Other than those changes and a few test changes the rest of the server module is unchanged.
Proposed Solution: Unresolved Questions¶
Collect a list of action items to be resolved or officially deferred before this RFC is submitted for final comment, including:
None.
Proposed Solution: Drawbacks¶
Drawback 1: This is a departure from existing practice in the BFD database schema.
As such it creates code and design differences that could trip up new developers. However this is offset by: - The database schema is greatly simplified. - The likelihood of schema migrations being needed for future RDA API changes are greatly reduced. - The implementation is simple to understand and would work as-is with other entities in the future if desired.
Drawback 2: Postgresql JSONB columns store the full JSON in binary form.

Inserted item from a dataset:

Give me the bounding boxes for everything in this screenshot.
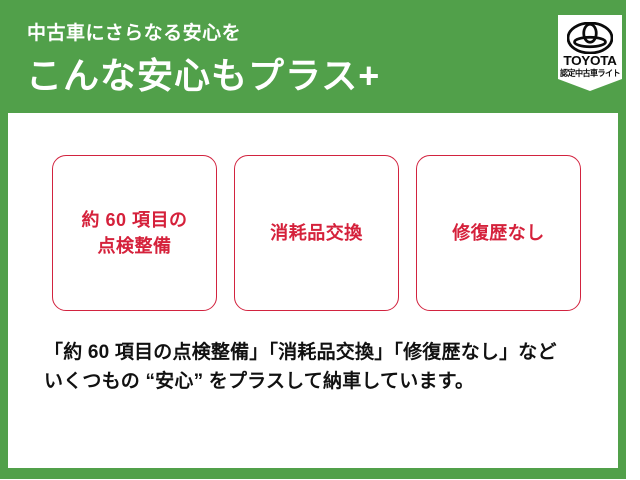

This increases storage reqirements for the schema since the field names in the JSON are repeated in every record. The same benchmark that measured faster ingestion rates also measured increased storage requirements: - Storage per FISS claim increased from 1,460 bytes per claim to 1,958. - Storage per MCS claim increased from 1,036 bytes per claim to 1,822. The size measurement was not extremely precise as the size increased between updates. This variation was likely due to internal postgresql details.
Although the overal storage in the database was increased somewhat with JSONB the overall performance would not be adversely affected. Since the JSONB column is not indexed, the size of the index for each column would be the same with JSONB as with the current schema. Overall I/O with the database should be lower with this schema since only one `SELECT`` is needed for each claim rather than one for the main table plus one for each detail table.
Drawback 3: Without the relational structure we can't perform queries in the normal way.
Standard SQL query syntax for fields within the JSON would not be available however postgresql provides a set of operators and functions for querying information within a JSONB column.
This feature is documented here: https://www.postgresql.org/docs/12/functions-json.html
The functions and operators are different than what a SQL user may be used to but they allow full access to values contained in the JSON. Postgresql also supports building indexes from properties of objects stored in a JSONB column although we plan to copy often used values into separate columns within the record so that BFD API queries don't have to depend on non-standard query syntax.
Proposed Solution: Notable Alternatives¶
Since this proposal could be boiled down to using a NoSQL approach for FISS and MCS claims why not go all the way? A case could be made to move this data into Amazon's DynamoDB since it is built for this sort of design. While there could be advantages to that approach the proposed design has some practical advantages: - Using postgresql allows us to reap the benefits of a NoSQL approach without the need to add a whole new database technology to BFD. - RDS is already approved for storing PII so the changes can be implemented at any time without having to wait for review and approval of DynamoDB.
Prior Art¶
None
Future Possibilities¶
Assuming this proposal works as expected the same technique could ultimately be applied to the rest of the BFD database.
Addendums¶
The following addendums are required reading before voting on this proposal:
- (none at this time)
Please note that some of these addendums may be encrypted. If you are unable to decrypt the files, you are not authorized to vote on this proposal.